The technique uses an advanced low-energy dialysis system that employs excess carbon dioxide to desalinate industrial wastewater. Unlike existing desalination technologies, such as evaporation and reverse osmosis where the only output is desalinated water, the low-energy dialysis innovation desalinates water and significantly reduces the carbon footprint by producing valuable chemicals from waste CO2 on site.
A major market is the growing oil and gas industry. In Alberta, wide-scale adoption of their method would remove several megatons of carbon dioxide and conserve several billion liters of water every year, says Wilkinson
“Water management is one of the major issues facing unconventional oil and gas developments,” says Jean-Michel Gires, Chrysalix EVC Venture Partner and former CEO Total E&P Canada, a leading global oil and gas company. ”This is why water management innovation is very welcome to provide better and more sustainable solutions to these issues.”
Wilkinson’s innovation could be used in any jurisdiction where salty water and waste carbon dioxide are present.
In the U.S., the production of tight oil and shale gas, which are difficult to extract through typical drilling methods, uses 97 billion gallons of water annually.
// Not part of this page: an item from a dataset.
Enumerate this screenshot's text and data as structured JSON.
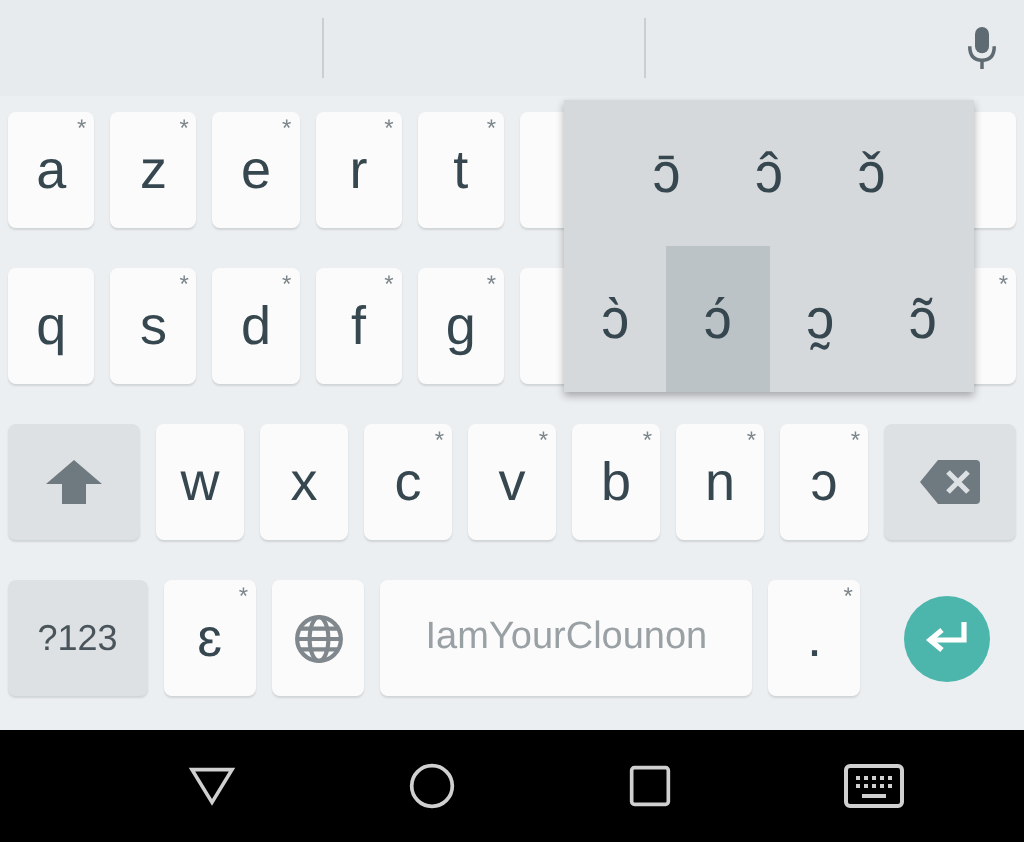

The industry wants to reduce its reliance on water as more than 50% of oil and gas wells in North America are located in areas where water resources are limited.
The CCEMC funding will be used to demonstrate efficacy with model and customer wastewater and demonstrate a scaled up commercial-sized dialysis cell. At commercialization the novel system is anticipated to reduce carbon dioxide in excess of 1 megatons per year—the equivalent of 200,000 cars; and reduce fresh water use in excess of 2 billion liters per year—a savings of over 800-Olympic sized-swimming pools for tight oil and shale gas extraction in Alberta. The system has the potential for use in any jurisdiction where brine and waste carbon dioxide are present.